Charlie Thompson – The Foothill Sessions

Fairlane Records FCD001 [2015]
Going Like Wildfire – The Automobile Song – A Blue Million Tears – Boogie Blues – We’re Buggin’ Out – I Don’t Care – Let Me Love You Just A Little – So Long – You Tried to Ruin My Name – Ain’t Never Gonna Get Married Again – (We’ve Reached) The Beginning Of the End – I Miss You Already

Beautiful as a Faron Young ep on Capitol (perfectly designed by Chris Wilkinson of the Bonneville Barons and the Zazou Cowboys), here comes Charlie Thompson’s latest output. I believed this one had been recorded a while ago as I heard of these sessions from years now (which makes me feel less guilty for my belated review). It’s also a proof that Charlie didn’t want to release it until he finds it perfect and boy, IT IS PERFECT.
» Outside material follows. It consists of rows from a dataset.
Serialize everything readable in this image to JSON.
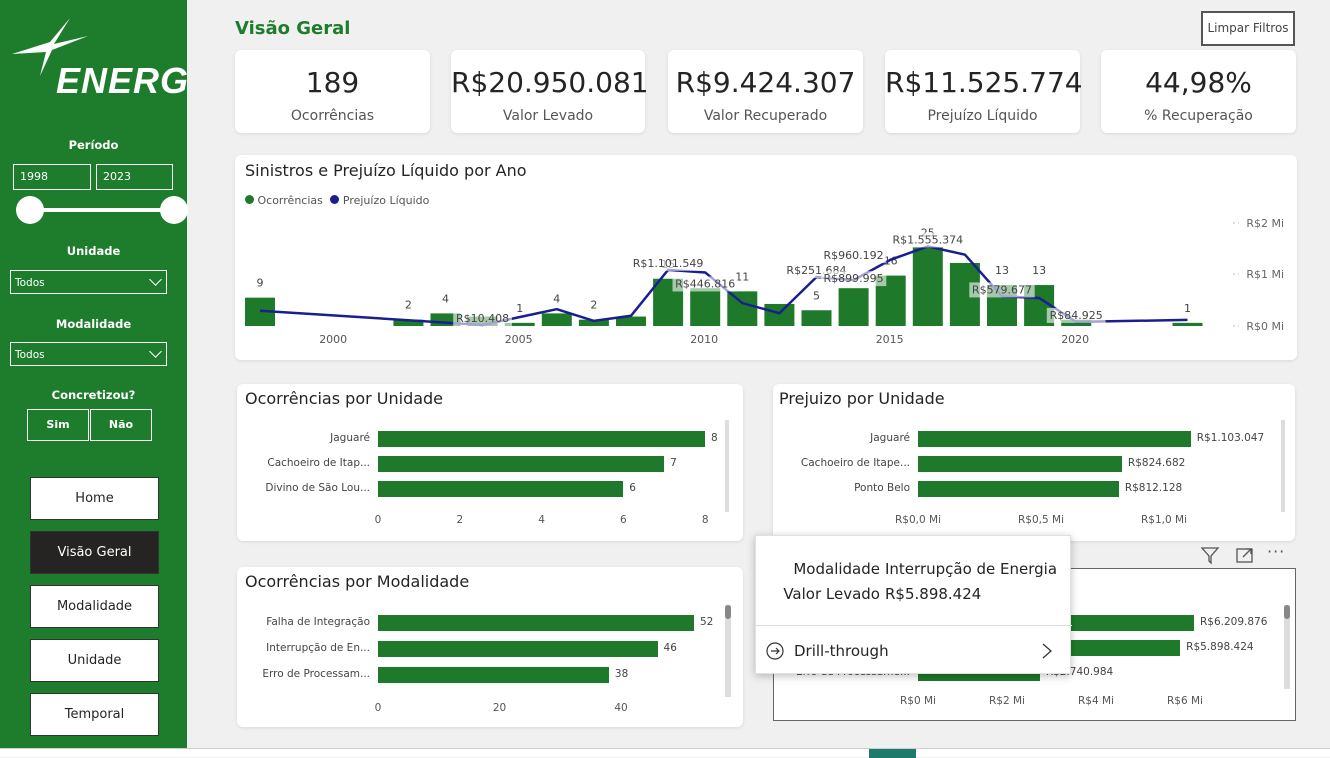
{
  "sidebar": {
    "logo": "ENERG",
    "periodo_label": "Período",
    "year_from": "1998",
    "year_to": "2023",
    "unidade_label": "Unidade",
    "unidade_value": "Todos",
    "modalidade_label": "Modalidade",
    "modalidade_value": "Todos",
    "concretizou_label": "Concretizou?",
    "sim": "Sim",
    "nao": "Não",
    "nav": [
      "Home",
      "Visão Geral",
      "Modalidade",
      "Unidade",
      "Temporal"
    ]
  },
  "header": {
    "title": "Visão Geral",
    "clear_filters": "Limpar Filtros"
  },
  "kpis": [
    {
      "value": "189",
      "label": "Ocorrências"
    },
    {
      "value": "R$20.950.081",
      "label": "Valor Levado"
    },
    {
      "value": "R$9.424.307",
      "label": "Valor Recuperado"
    },
    {
      "value": "R$11.525.774",
      "label": "Prejuízo Líquido"
    },
    {
      "value": "44,98%",
      "label": "% Recuperação"
    }
  ],
  "colors": {
    "green": "#1e7a2a",
    "navy": "#1a1f8f"
  },
  "chart_data": [
    {
      "type": "bar",
      "title": "Sinistros e Prejuízo Líquido por Ano",
      "legend": [
        "Ocorrências",
        "Prejuízo Líquido"
      ],
      "x_ticks": [
        "2000",
        "2005",
        "2010",
        "2015",
        "2020"
      ],
      "y2_ticks": [
        "R$2 Mi",
        "R$1 Mi",
        "R$0 Mi"
      ],
      "series": [
        {
          "name": "Ocorrências",
          "points": [
            [
              1998,
              9
            ],
            [
              2002,
              2
            ],
            [
              2003,
              4
            ],
            [
              2004,
              3
            ],
            [
              2005,
              1
            ],
            [
              2006,
              4
            ],
            [
              2007,
              2
            ],
            [
              2008,
              3
            ],
            [
              2009,
              15
            ],
            [
              2010,
              12
            ],
            [
              2011,
              11
            ],
            [
              2012,
              7
            ],
            [
              2013,
              5
            ],
            [
              2014,
              12
            ],
            [
              2015,
              16
            ],
            [
              2016,
              25
            ],
            [
              2017,
              20
            ],
            [
              2018,
              13
            ],
            [
              2019,
              13
            ],
            [
              2020,
              2
            ],
            [
              2023,
              1
            ]
          ]
        },
        {
          "name": "Prejuízo Líquido",
          "points": [
            [
              1998,
              0.3
            ],
            [
              2004,
              0.02
            ],
            [
              2006,
              0.33
            ],
            [
              2007,
              0.1
            ],
            [
              2008,
              0.2
            ],
            [
              2009,
              1.1
            ],
            [
              2010,
              1.05
            ],
            [
              2011,
              0.45
            ],
            [
              2012,
              0.25
            ],
            [
              2013,
              0.96
            ],
            [
              2014,
              0.9
            ],
            [
              2015,
              1.3
            ],
            [
              2016,
              1.56
            ],
            [
              2017,
              1.4
            ],
            [
              2018,
              0.58
            ],
            [
              2019,
              0.55
            ],
            [
              2020,
              0.08
            ],
            [
              2023,
              0.12
            ]
          ]
        }
      ],
      "bar_labels": [
        {
          "year": 1998,
          "text": "9"
        },
        {
          "year": 2002,
          "text": "2"
        },
        {
          "year": 2003,
          "text": "4"
        },
        {
          "year": 2005,
          "text": "1"
        },
        {
          "year": 2006,
          "text": "4"
        },
        {
          "year": 2007,
          "text": "2"
        },
        {
          "year": 2009,
          "text": "15"
        },
        {
          "year": 2011,
          "text": "11"
        },
        {
          "year": 2013,
          "text": "5"
        },
        {
          "year": 2015,
          "text": "16"
        },
        {
          "year": 2016,
          "text": "25"
        },
        {
          "year": 2018,
          "text": "13"
        },
        {
          "year": 2019,
          "text": "13"
        },
        {
          "year": 2023,
          "text": "1"
        }
      ],
      "line_labels": [
        {
          "year": 2004,
          "text": "R$10.408"
        },
        {
          "year": 2009,
          "text": "R$1.101.549"
        },
        {
          "year": 2010,
          "text": "R$446.816"
        },
        {
          "year": 2013,
          "text": "R$251.684"
        },
        {
          "year": 2014,
          "text": "R$960.192"
        },
        {
          "year": 2014,
          "text": "R$899.995"
        },
        {
          "year": 2016,
          "text": "R$1.555.374"
        },
        {
          "year": 2018,
          "text": "R$579.677"
        },
        {
          "year": 2020,
          "text": "R$84.925"
        }
      ]
    },
    {
      "type": "bar",
      "title": "Ocorrências por Unidade",
      "categories": [
        "Jaguaré",
        "Cachoeiro de Itap...",
        "Divino de São Lou..."
      ],
      "values": [
        8,
        7,
        6
      ],
      "xlim": [
        0,
        8
      ],
      "ticks": [
        "0",
        "2",
        "4",
        "6",
        "8"
      ]
    },
    {
      "type": "bar",
      "title": "Prejuizo por Unidade",
      "categories": [
        "Jaguaré",
        "Cachoeiro de Itape...",
        "Ponto Belo"
      ],
      "values": [
        1103047,
        824682,
        812128
      ],
      "value_labels": [
        "R$1.103.047",
        "R$824.682",
        "R$812.128"
      ],
      "xlim": [
        0,
        1100000
      ],
      "ticks": [
        "R$0,0 Mi",
        "R$0,5 Mi",
        "R$1,0 Mi"
      ]
    },
    {
      "type": "bar",
      "title": "Ocorrências por Modalidade",
      "categories": [
        "Falha de Integração",
        "Interrupção de En...",
        "Erro de Processam..."
      ],
      "values": [
        52,
        46,
        38
      ],
      "xlim": [
        0,
        52
      ],
      "ticks": [
        "0",
        "20",
        "40"
      ]
    },
    {
      "type": "bar",
      "title": "",
      "categories": [
        "",
        "",
        "Erro de Processame..."
      ],
      "values": [
        6209876,
        5898424,
        2740984
      ],
      "value_labels": [
        "R$6.209.876",
        "R$5.898.424",
        "R$2.740.984"
      ],
      "xlim": [
        0,
        6209876
      ],
      "ticks": [
        "R$0 Mi",
        "R$2 Mi",
        "R$4 Mi",
        "R$6 Mi"
      ]
    }
  ],
  "tooltip": {
    "k1": "Modalidade",
    "v1": "Interrupção de Energia",
    "k2": "Valor Levado",
    "v2": "R$5.898.424",
    "drill": "Drill-through"
  }
}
Helped by what could be best described as a dream team of musicians (Jeremy Wakefield on steel, Wally Hersom on bass, Dave Stuckey on rhythm guitar, drums and harmony, Carl Sonny Leyland on piano, TK Smith on guitar and Bobby Furgo on fiddle) and recorded by Wally Hersom at his Wallyphonic studio this platter not only looks but also sounds as if it came straight from the 50’s, a period when country music and honky tonky tonk still meant something.
To put it frankly, this is the best album of traditional country music I’ve heard in ages. Actually I can’t even remember having heard such a good mid-50’s honky tonk album played by a modern artist before. The songs choice (coming from the catalogues of Luke McDaniel, Carl Peterson, Webb Pierce, Jim Reeves, Moon Mullican, Pee Wee King and so on) is also very good mixing slow numbers with more rollicking and swinging stuff (it must be hard to resist with a band like this). And of course there’s Charlie’s voice, sounding like Faron Young, Dave Rich and Marty Robbins all rolled into one but in the same time sounding like none other than Charlie Thompson.
If by now you are not taken by a compelling need to buy it, we both have a problem: me as a reviewer and you with your musical tastes.